Birmingham MP John Hemming is in danger of being ousted as chairman of a body that brings together the city's most influential public and private sector executives.
Mr Hemming (Lib Dem Yardley) is under pressure to relinquish the chairmanship of the Birmingham Strategic Partnership after several board members said it was wrong that an MP should hold the position.
They believe Birmingham should follow the example set in most of the rest of the country, where strategic partnerships are normally chaired by the leader or deputy leader of the city council.

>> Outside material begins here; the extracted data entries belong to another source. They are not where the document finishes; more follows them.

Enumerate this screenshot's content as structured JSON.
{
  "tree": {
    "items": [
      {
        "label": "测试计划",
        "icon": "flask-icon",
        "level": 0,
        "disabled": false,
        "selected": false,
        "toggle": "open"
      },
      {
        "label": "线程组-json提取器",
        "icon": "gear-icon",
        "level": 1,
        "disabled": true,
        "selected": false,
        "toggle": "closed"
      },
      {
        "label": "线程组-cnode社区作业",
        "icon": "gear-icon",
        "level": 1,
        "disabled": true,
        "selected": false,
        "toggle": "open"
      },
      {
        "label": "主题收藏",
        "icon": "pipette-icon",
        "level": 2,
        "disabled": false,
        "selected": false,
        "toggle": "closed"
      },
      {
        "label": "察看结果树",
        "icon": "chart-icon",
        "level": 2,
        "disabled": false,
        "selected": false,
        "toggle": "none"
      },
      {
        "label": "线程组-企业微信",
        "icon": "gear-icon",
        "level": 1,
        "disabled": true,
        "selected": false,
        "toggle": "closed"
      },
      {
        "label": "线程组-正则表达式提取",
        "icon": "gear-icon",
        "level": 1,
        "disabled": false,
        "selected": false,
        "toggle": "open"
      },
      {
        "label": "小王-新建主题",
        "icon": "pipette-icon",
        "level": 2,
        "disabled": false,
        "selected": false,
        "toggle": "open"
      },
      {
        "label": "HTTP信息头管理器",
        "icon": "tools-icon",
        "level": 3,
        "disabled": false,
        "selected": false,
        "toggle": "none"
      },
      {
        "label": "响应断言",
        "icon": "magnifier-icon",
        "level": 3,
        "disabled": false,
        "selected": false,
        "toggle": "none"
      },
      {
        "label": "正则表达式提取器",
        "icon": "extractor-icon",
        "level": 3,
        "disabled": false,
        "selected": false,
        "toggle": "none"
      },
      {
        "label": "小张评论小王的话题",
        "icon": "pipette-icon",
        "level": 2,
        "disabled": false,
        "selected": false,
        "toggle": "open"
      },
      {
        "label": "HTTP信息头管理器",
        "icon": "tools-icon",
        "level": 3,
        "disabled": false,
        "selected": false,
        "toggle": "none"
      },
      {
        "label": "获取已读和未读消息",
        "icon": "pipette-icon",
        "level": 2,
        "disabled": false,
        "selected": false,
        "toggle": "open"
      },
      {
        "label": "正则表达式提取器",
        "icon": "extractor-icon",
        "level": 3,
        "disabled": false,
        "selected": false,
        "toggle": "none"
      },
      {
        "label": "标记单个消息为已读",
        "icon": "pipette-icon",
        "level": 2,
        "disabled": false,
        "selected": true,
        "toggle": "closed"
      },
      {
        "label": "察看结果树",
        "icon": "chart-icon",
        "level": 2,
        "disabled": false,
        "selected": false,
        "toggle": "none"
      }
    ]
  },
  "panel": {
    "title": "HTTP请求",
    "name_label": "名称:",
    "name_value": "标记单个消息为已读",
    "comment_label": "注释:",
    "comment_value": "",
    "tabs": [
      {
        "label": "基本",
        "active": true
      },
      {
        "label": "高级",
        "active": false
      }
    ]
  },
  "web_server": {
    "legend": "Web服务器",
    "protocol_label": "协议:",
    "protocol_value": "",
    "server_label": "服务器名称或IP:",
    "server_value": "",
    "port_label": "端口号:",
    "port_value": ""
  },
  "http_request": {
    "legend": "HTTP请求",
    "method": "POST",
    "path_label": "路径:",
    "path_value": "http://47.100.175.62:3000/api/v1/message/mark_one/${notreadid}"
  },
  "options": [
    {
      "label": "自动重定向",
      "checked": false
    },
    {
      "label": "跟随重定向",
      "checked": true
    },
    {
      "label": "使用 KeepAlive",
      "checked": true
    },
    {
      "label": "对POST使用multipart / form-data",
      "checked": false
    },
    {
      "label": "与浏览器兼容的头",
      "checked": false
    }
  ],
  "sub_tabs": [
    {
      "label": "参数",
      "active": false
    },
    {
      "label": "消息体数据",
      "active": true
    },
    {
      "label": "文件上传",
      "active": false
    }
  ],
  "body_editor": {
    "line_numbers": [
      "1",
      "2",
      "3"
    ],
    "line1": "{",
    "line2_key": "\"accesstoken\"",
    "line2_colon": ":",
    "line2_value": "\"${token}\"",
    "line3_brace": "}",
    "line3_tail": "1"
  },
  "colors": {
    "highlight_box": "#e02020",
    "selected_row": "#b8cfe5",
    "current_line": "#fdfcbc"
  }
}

The BSP, whose members include chief executives from businesses, universities, the faith and community sectors, is becoming increasingly important. It oversees expenditure of the Neighbourhood Renewal Fund in Birmingham and is negotiating a Local Area Agreement with the Government, which could result in the council being given additional powers and more money.

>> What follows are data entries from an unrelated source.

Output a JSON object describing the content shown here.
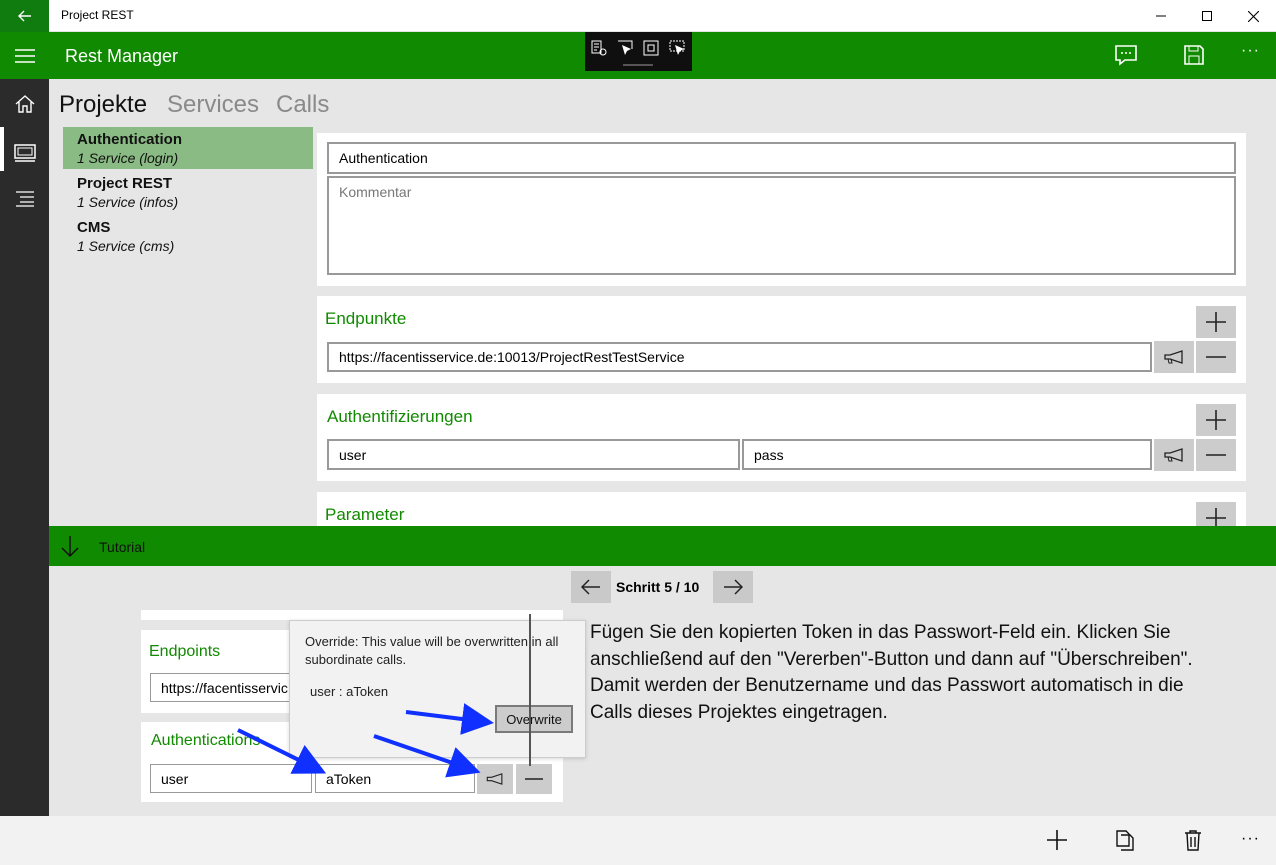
{
  "window": {
    "title": "Project REST",
    "back_icon": "arrow-left-icon",
    "minimize_icon": "minimize-icon",
    "maximize_icon": "maximize-icon",
    "close_icon": "close-icon"
  },
  "header": {
    "app_title": "Rest Manager",
    "accent_color": "#108a00",
    "icons": [
      "feedback-icon",
      "save-icon",
      "more-icon"
    ],
    "more_label": "···"
  },
  "debug_toolbar": {
    "icons": [
      "live-tree-icon",
      "select-element-icon",
      "display-layout-icon",
      "track-focus-icon"
    ]
  },
  "nav": {
    "items": [
      "home-icon",
      "projects-icon",
      "list-icon"
    ],
    "selected": "projects-icon"
  },
  "tabs": [
    {
      "label": "Projekte",
      "active": true
    },
    {
      "label": "Services",
      "active": false
    },
    {
      "label": "Calls",
      "active": false
    }
  ],
  "projects": [
    {
      "name": "Authentication",
      "sub": "1 Service (login)",
      "selected": true
    },
    {
      "name": "Project REST",
      "sub": "1 Service (infos)",
      "selected": false
    },
    {
      "name": "CMS",
      "sub": "1 Service (cms)",
      "selected": false
    }
  ],
  "detail": {
    "name_value": "Authentication",
    "comment_placeholder": "Kommentar",
    "endpoints_title": "Endpunkte",
    "endpoint_value": "https://facentisservice.de:10013/ProjectRestTestService",
    "auth_title": "Authentifizierungen",
    "auth_user": "user",
    "auth_pass": "pass",
    "params_title": "Parameter"
  },
  "tutorial": {
    "label": "Tutorial",
    "step_label": "Schritt 5 / 10",
    "text": "Fügen Sie den kopierten Token in das Passwort-Feld ein. Klicken Sie anschließend auf den \"Vererben\"-Button und dann auf \"Überschreiben\". Damit werden der Benutzername und das Passwort automatisch in die Calls dieses Projektes eingetragen.",
    "mini": {
      "endpoints_title": "Endpoints",
      "endpoint_value": "https://facentisservic",
      "auth_title": "Authentications",
      "user_value": "user",
      "token_value": "aToken",
      "popup_text": "Override: This value will be overwritten in all subordinate calls.",
      "popup_kv": "user  :  aToken",
      "popup_button": "Overwrite"
    }
  },
  "bottom_bar": {
    "icons": [
      "add-icon",
      "copy-icon",
      "delete-icon",
      "more-icon"
    ],
    "more_label": "···"
  }
}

Board members were asked by city council interim chief executive Stephen Hughes to comment on future arrangements for the BSP chairmanship.
Among those wanting Mr Hemming to resign are the Birmingham Chamber of Commerce and Industry, the Birmingham Community Network, the Learning and Skills Council, JobCentre Plus and the University of Birmingham.
All of those who wish to see Mr Hemming go stressed they were not influenced by personalities.
David Cragg, regional director of the West Midlands Learning and Skills Council, said Mr Hemming had put considerable effort into chairing the BSP.
However, Mr Cragg added: "It is, in my view, essential that a member of the leadership of the city council chairs the BSP."
Sue Battle, chief executive of the Chamber of Commerce, said: "The chamber regards it as essential that the BSP should be chaired by either the leader or the deputy leader of Birmingham City Council.
"The BSP must connect back directly at the most senior level to debate within the local authority so that there is a joined up approach at cabinet level to all the important strands of discussion which are ongoing."
Mr Hemming said he believed members wanted him out because he was outspoken.
The MP, who is also a city councillor, was the driving force behind a decision to hold BSP board meetings in public - a move which he believes made him unpopular with some board members.
He will consult the council's Liberal Democrat group before deciding what to do.
Mr Hemming added: "I will do whatever is in the best interests of Birmingham."